How to make Corvina with sea urchin sauce:

  1. We will ask the fishmonger to evisce, scale and debone the croakers, without removing their skin.
  2. We will keep the head, the central spine and the tail of the animals
  3. If the piece is large, we will tell you to also separate the animal’s flank (which we will cook in the oven the next day as in the case of the tuna belly: it is delicious).
  4. In a casserole we will boil the aforementioned remains of the fish (as well as some head and/or bone of hake, or rooster, or… that the generous supplier has wanted to give us) together with the onion, cut into hulls, the peppercorns and bay leaves properly chopped, along with a couple of liters of water.
  5. Once it has boiled for 10 minutes over low heat, strain everything, throw away (or give them to the cat) the solid elements, and save the water to cook the sea bass pieces in it.
  6. That blessed little water is what the French call “fumet”.
  7. In a frying pan – or deep frying pan – we will put the butter shell and we will fry the French onions, previously cut into thin squares, over a very low heat.
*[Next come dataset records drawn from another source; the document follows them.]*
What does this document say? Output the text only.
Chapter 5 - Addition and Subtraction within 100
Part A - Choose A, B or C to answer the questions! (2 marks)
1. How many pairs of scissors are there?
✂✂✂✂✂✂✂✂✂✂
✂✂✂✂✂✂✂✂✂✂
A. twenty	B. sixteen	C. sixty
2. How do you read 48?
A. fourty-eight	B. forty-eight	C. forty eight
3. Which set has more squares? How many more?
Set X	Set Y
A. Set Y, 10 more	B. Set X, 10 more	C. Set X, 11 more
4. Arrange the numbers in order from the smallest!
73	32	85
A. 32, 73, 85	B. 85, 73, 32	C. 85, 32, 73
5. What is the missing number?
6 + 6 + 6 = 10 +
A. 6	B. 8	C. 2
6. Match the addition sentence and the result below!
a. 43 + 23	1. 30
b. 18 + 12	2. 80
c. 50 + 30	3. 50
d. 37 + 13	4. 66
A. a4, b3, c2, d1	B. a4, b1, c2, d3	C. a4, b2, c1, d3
  8. When the onion has reached its due transparency, we will add the 120 sea urchin tongues (which we will have previously extracted, of course, from the interior of the animals) or the contents of our can of origins caviar and we will continue heating slowly, moving with a wooden spoon and breaking the tongues until making them almost granules.
  9. Then we will take a couple of blows from the pepper mill, we will add the liquid cream and the glass of dolorosa.
  10. We continue heating, although over a little a little, beware stronger heat, taking into account that the content has to be reduced, at the end of the process, to half its volume.
  11. We will heat our fish stock and, when it boils, we will add our two sea bass loins, each cut into 4 parts, with their skin attached, and let them boil for 5 minutes: no more.
  12. We will take them out of the pot, we will put them on the plates (2 slices per diner) and we will cover them with the sea urchin sauce.
  13. I haven’t talked about garnish because the original artesian recipe doesn’t do it either.
  14. However, depending on the appetite of the diners, some extra-fine peas, some steamed potatoes, or any similar trifle will make the accompaniment with great dignity.